В 1960 году по телевидению было передано 9 тысяч специальных «коммершлз» — коротких рекламных программ, восхваляющих товар — в данном случае кандидата в президенты. В 1964 году число их увеличилось до 29 300. Сколько будет «коммершлз» в следующие годы, даже трудно себе представить. Но их будет много, очень много. Судить можно хотя бы по 1966 году. Во время выборов в конгресс и в муниципалитеты общее число «коммершлз», посвященных рекламе разного рода кандидатов, достигло тогда астрономической цифры — 3 миллионов 797 тысяч 783.

Стоимость каждой такой передачи различна. В Лос-Анджелесе минута политической рекламы вечером стоит 2300 долларов, в Бостоне — 1700. А 60 секунд политической рекламы по общенациональной программе стоят до 55 тысяч долларов.

Это означает, что войти в американскую политику может, как правило, или очень богатый человек, или человек, который, по выражению одного американского обозревателя, «запродал свою душу».

Каждое пятое кресло в сенате США занято миллионером.

Губернатор Рокфеллер сказал, что на переизбрание его губернатором штата Нью-Йорк в 1966 году республиканская партия потратила 5 миллионов долларов. Однако Дик Никсон намекнул, что сумма в 14 миллионов будет гораздо точнее.

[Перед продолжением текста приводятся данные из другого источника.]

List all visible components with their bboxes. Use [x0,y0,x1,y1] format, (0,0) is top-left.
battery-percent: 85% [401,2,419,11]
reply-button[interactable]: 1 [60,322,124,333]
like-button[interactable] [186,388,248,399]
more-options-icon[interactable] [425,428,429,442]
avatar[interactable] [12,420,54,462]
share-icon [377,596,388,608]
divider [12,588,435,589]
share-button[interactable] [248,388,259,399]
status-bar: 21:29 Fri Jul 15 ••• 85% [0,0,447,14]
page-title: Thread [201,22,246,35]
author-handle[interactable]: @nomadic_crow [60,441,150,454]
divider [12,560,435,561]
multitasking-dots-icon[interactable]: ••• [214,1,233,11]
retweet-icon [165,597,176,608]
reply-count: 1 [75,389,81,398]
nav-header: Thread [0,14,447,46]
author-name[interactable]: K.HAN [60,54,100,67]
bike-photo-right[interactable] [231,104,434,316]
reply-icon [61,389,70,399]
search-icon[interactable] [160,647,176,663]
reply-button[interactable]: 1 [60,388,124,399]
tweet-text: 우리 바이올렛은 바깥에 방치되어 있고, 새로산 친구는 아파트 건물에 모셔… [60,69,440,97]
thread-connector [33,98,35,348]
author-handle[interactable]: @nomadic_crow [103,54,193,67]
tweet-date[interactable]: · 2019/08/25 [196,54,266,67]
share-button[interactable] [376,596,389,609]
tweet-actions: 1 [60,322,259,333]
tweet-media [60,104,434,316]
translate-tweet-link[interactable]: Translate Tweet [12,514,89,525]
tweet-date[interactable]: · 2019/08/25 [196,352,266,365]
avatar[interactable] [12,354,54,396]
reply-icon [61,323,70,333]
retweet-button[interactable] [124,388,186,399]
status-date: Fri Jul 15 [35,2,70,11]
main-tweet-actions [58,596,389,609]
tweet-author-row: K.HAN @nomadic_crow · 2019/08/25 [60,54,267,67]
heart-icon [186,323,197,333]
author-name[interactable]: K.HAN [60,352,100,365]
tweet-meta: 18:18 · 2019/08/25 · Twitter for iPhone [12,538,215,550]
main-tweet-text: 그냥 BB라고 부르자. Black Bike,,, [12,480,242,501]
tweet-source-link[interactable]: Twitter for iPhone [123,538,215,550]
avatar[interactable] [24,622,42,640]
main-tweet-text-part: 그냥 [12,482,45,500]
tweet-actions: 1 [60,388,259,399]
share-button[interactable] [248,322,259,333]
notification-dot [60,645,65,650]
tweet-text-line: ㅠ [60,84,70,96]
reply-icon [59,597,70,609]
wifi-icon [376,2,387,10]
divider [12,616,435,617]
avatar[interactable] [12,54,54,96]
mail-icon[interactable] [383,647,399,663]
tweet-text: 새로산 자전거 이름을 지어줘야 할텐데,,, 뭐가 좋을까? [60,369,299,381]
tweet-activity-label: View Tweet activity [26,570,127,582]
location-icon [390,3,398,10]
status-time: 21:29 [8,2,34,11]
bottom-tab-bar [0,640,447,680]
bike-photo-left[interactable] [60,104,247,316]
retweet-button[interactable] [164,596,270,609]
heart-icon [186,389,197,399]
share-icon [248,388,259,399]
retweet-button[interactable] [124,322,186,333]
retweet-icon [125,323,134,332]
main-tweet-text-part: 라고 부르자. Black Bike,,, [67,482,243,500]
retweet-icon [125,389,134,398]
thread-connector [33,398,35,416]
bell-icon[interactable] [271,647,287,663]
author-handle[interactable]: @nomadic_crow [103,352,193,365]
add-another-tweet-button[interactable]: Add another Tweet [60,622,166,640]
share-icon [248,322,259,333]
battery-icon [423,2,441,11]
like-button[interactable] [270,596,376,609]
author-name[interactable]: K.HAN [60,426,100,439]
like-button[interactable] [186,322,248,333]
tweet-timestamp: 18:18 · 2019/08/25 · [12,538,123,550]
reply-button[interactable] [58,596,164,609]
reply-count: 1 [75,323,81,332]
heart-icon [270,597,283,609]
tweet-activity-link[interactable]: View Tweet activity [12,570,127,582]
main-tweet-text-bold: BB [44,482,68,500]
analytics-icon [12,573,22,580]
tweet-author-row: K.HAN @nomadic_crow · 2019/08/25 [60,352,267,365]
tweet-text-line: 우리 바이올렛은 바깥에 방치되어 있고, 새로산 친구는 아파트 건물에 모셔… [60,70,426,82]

Статистика говорит, что в восьми случаях из десяти в американской политической жизни побеждает тот кандидат, который больше истратил на свою избирательную кампанию.

Предвыборная кампания этого года, критического года в истории Соединенных Штатов, отличается от обычных.

Американцев, уставших от войны во Вьетнаме, гораздо больше волнует политика будущего президента, они с гораздо большим, чем обычно, вниманием вдумываются в позиции кандидатов и, может быть, меньше разглядывают шарики с их именами. Но сейчас вопрос о том, кто будет баллотироваться в ноябре, решают не избиратели, а делегаты, в большинстве своем назначенные партийным руководством.

Они-то и представляют собой основной продукт, из которого варится политический суп в жарком городе Майами.

Грим не сходит с лиц трех возможных республиканских кандидатов в президенты — Никсона, Рокфеллера, Рейгана. Толстым, весьма заметным слоем лежит он, прибавляя лицам недостающее: щекам — мужественный загар, бровям — орлиный размах, взгляду — лучистость.

Всего этого требует его величество цветное телевидение, под гипнотическим оком которого постоянно пребывают все трое. Телевидение создает «имидж» — образ, телевидение диктует свои законы, вплоть до фасона стрижки и цвета галстука. Телевидение’Господствует сегодня в Майами-Бич, где проходит конвент республиканской партии. Господствует оно и в самом зале конвента. Все физические командные высоты — у него.